A snapshot from a typical hall: the beeps of readers and buzzes of printers resound throughout the warehouse. Operators are scanning barcodes and printing stickers that they will then be placing on packages of materials or finished products. Data is flowing between each reader/printer and the server swiftly, safely and with no need for user intervention. At least in the case of an on-premise solution. But how is it with connecting these devices to the cloud?
Currently, the vast majority of communication runs through a customer’s own computer network. So data rarely peeps out over a hall’s walls into the unsafe world of the internet; it flows along the company’s safe internal wires only. Thanks to this feeling of safety, old, insecure communication protocols such as Telnet for text or traditional HTTP for web browsers are used in even the most modern on-premise information systems. In a cloud-based world, all of this will have to change completely.
Once cloud services are in play within an information system, it no longer lies on “home” ground in a company’s own server room; instead, it is accessed via the insecure, open internet and faces a number of potential risk factors. Data theft and manipulation are the main risks that arise when insecure communication is used between the client (the mobile reader or printer – or your PC) and the information system on the server. Enterprise data is an ever more valuable commodity, and if you’re sending information over an insecure protocol, you might as well ask your bank to send your PIN on a postcard.
The second main risk is potentially exposing your information system to practically everyone on the internet. Back when it was on your server, no outside parties could reach it. But cloud tools and systems are available to everyone. This situation demands that you secure your solution.
IT developers are well aware of the risks, and countermeasures exist for every one of them. The risk of data theft or manipulation is mainly addressed by encrypting your communication. Encryption is a process wherein a sender’s sensitive information is turned into something that looks like nonsense, but is readable using the decryption key held by the receiver. Ordinary users never notice the encryption; it takes place between software programs only.
HTTP is one of the most popular communication protocols on computer networks today. Even though it was originally developed for displaying web pages only, it has become the de facto transfer medium for other applications as well. Its secure variant HTTPS is the right solution for tools in the cloud. Not only does HTTPS ensure the encryption of the transferred data, as well as its continuous integrity (confirmation that no-one has manipulated it along the way), it also verifies the other party’s identity. So if for example, you send an EDI message or a transaction for a WMS system over HTTPS, you have the certainty of knowing precisely who you’re communicating with, and simultaneously knowing that nobody has changed or read the data in the transaction or message.

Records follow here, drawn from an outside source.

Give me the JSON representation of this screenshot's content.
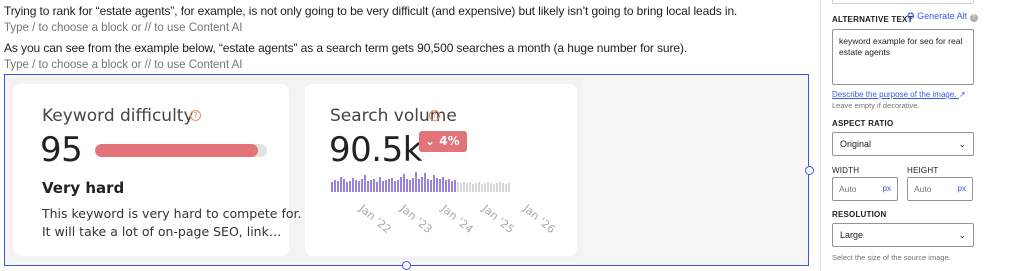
{
  "editor": {
    "paragraph_1": "Trying to rank for “estate agents”, for example, is not only going to be very difficult (and expensive) but likely isn’t going to bring local leads in.",
    "placeholder_1": "Type / to choose a block or // to use Content AI",
    "paragraph_2": "As you can see from the example below, “estate agents” as a search term gets 90,500 searches a month (a huge number for sure).",
    "placeholder_2": "Type / to choose a block or // to use Content AI"
  },
  "image": {
    "difficulty_card": {
      "title": "Keyword difficulty",
      "value": "95",
      "bar_fill_percent": 95,
      "bar_color": "#e27479",
      "level": "Very hard",
      "description_line_1": "This keyword is very hard to compete for.",
      "description_line_2": "It will take a lot of on-page SEO, link…"
    },
    "volume_card": {
      "title": "Search volume",
      "value": "90.5k",
      "trend": "4%",
      "trend_icon": "chevron-down-icon",
      "bar_color": "#9a83dd",
      "faded_bar_color": "#d6d6d6",
      "x_ticks": [
        "Jan '22",
        "Jan '23",
        "Jan '24",
        "Jan '25",
        "Jan '26"
      ],
      "relative_volumes": [
        0.45,
        0.55,
        0.5,
        0.7,
        0.6,
        0.45,
        0.5,
        0.65,
        0.55,
        0.5,
        0.6,
        0.75,
        0.5,
        0.55,
        0.6,
        0.45,
        0.7,
        0.5,
        0.55,
        0.6,
        0.65,
        0.5,
        0.55,
        0.7,
        0.8,
        0.6,
        0.55,
        0.65,
        0.9,
        0.6,
        0.7,
        0.85,
        0.6,
        0.55,
        0.75,
        0.65,
        0.6,
        0.7,
        0.55,
        0.6,
        0.5,
        0.55,
        0.45,
        0.4,
        0.45,
        0.4,
        0.45,
        0.35,
        0.4,
        0.45,
        0.35,
        0.4,
        0.45,
        0.4,
        0.35,
        0.4,
        0.45,
        0.4,
        0.35,
        0.4
      ]
    }
  },
  "sidebar": {
    "alt_text_label": "ALTERNATIVE TEXT",
    "generate_alt": "Generate Alt",
    "alt_text_value": "keyword example for seo for real estate agents",
    "describe_link": "Describe the purpose of the image.",
    "describe_link_icon": "external-link-icon",
    "leave_empty_help": "Leave empty if decorative.",
    "aspect_ratio_label": "ASPECT RATIO",
    "aspect_ratio_value": "Original",
    "width_label": "WIDTH",
    "height_label": "HEIGHT",
    "width_placeholder": "Auto",
    "height_placeholder": "Auto",
    "unit": "px",
    "resolution_label": "RESOLUTION",
    "resolution_value": "Large",
    "resolution_help": "Select the size of the source image.",
    "accent_color": "#3858e9"
  }
}
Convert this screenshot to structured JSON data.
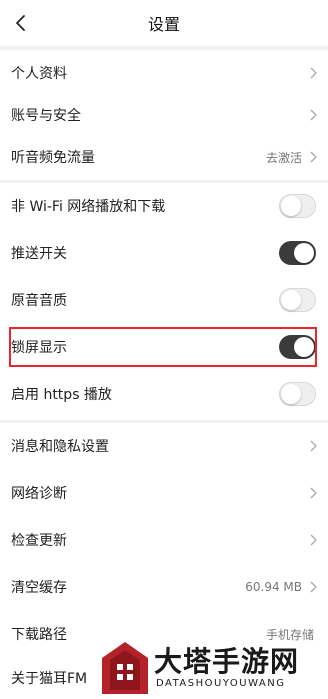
{
  "header": {
    "title": "设置"
  },
  "groups": [
    {
      "items": [
        {
          "label": "个人资料",
          "type": "chevron"
        },
        {
          "label": "账号与安全",
          "type": "chevron"
        },
        {
          "label": "听音频免流量",
          "type": "chevron",
          "value": "去激活"
        }
      ]
    },
    {
      "items": [
        {
          "label": "非 Wi-Fi 网络播放和下载",
          "type": "toggle",
          "on": false
        },
        {
          "label": "推送开关",
          "type": "toggle",
          "on": true
        },
        {
          "label": "原音音质",
          "type": "toggle",
          "on": false
        },
        {
          "label": "锁屏显示",
          "type": "toggle",
          "on": true
        },
        {
          "label": "启用 https 播放",
          "type": "toggle",
          "on": false
        }
      ]
    },
    {
      "items": [
        {
          "label": "消息和隐私设置",
          "type": "chevron"
        },
        {
          "label": "网络诊断",
          "type": "chevron"
        },
        {
          "label": "检查更新",
          "type": "chevron"
        },
        {
          "label": "清空缓存",
          "type": "chevron",
          "value": "60.94 MB"
        },
        {
          "label": "下载路径",
          "type": "value",
          "value": "手机存储"
        },
        {
          "label": "关于猫耳FM",
          "type": "value"
        }
      ]
    }
  ],
  "watermark": {
    "title": "大塔手游网",
    "subtitle": "DATASHOUYOUWANG"
  },
  "colors": {
    "highlight": "#e8262d",
    "toggle_on": "#3b3b3b",
    "toggle_off": "#efefef"
  }
}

Within aimtec.cloud, we use the HTTPS protocol to connect to not only mobile terminals but also end-user PCs, as well as any touch panels. Mobile terminals, meanwhile, use HTTPS within the native DCIx Touch Client Android app – a product developed by Aimtec itself. Computer users can stick to their usual web browser, but instead of “http”, aimtec.cloud web addresses will begin with “https” – as has become the standard for the majority of web pages today. The same applies for touch panels; these panels are typically located in the spaces that are used for collecting manufacturing data.
In certain cases, HTTPS can also be put to use for sending print jobs to printers. Normally, a server located in a cloud data centre should not have any access at all to the printer on the desk next to you; these printers should be connected to your local enterprise network only. However, the modern IPP printing protocol can optionally be used for printing labels or customer documents from aimtec.cloud; IPP makes use of HTTPS and thus of its security features as well.
All the same, the ideal solution is to define a secure tunnel over a VPN. This represents a secure route for data even over the public internet, and it gives both sides full control over the rules for data flow. Ideally, the VPN connection is set up between the data centre and the customer’s network in one direction only (from the cloud to the customer) and for a precisely defined set of endpoints (printers). This eliminates the risk of printers potentially being exposed to the internet.
A second fundamental security problem, reliable authentication, is primarily addressed through a well-designed password policy and password management. Within aimtec.cloud, passwords are treated as extremely sensitive data – they are encrypted, and the password policy enforces a certain minimum length, non-reuse or limited validity for passwords, and the blocking of accounts after a certain number of failed logins. In connection with the function used, Microsoft Active Directory integration can also be applied, thus retaining centralised user administration.
Security is one of our main priorities in the development of aimtec.cloud. Securing communication between the client and the server is one area in which we apply the latest approaches to our overall system design, but it’s far from the only one. This approach makes the entire platform highly modular and fully secure, yet still fully open to communication with the rest of the world.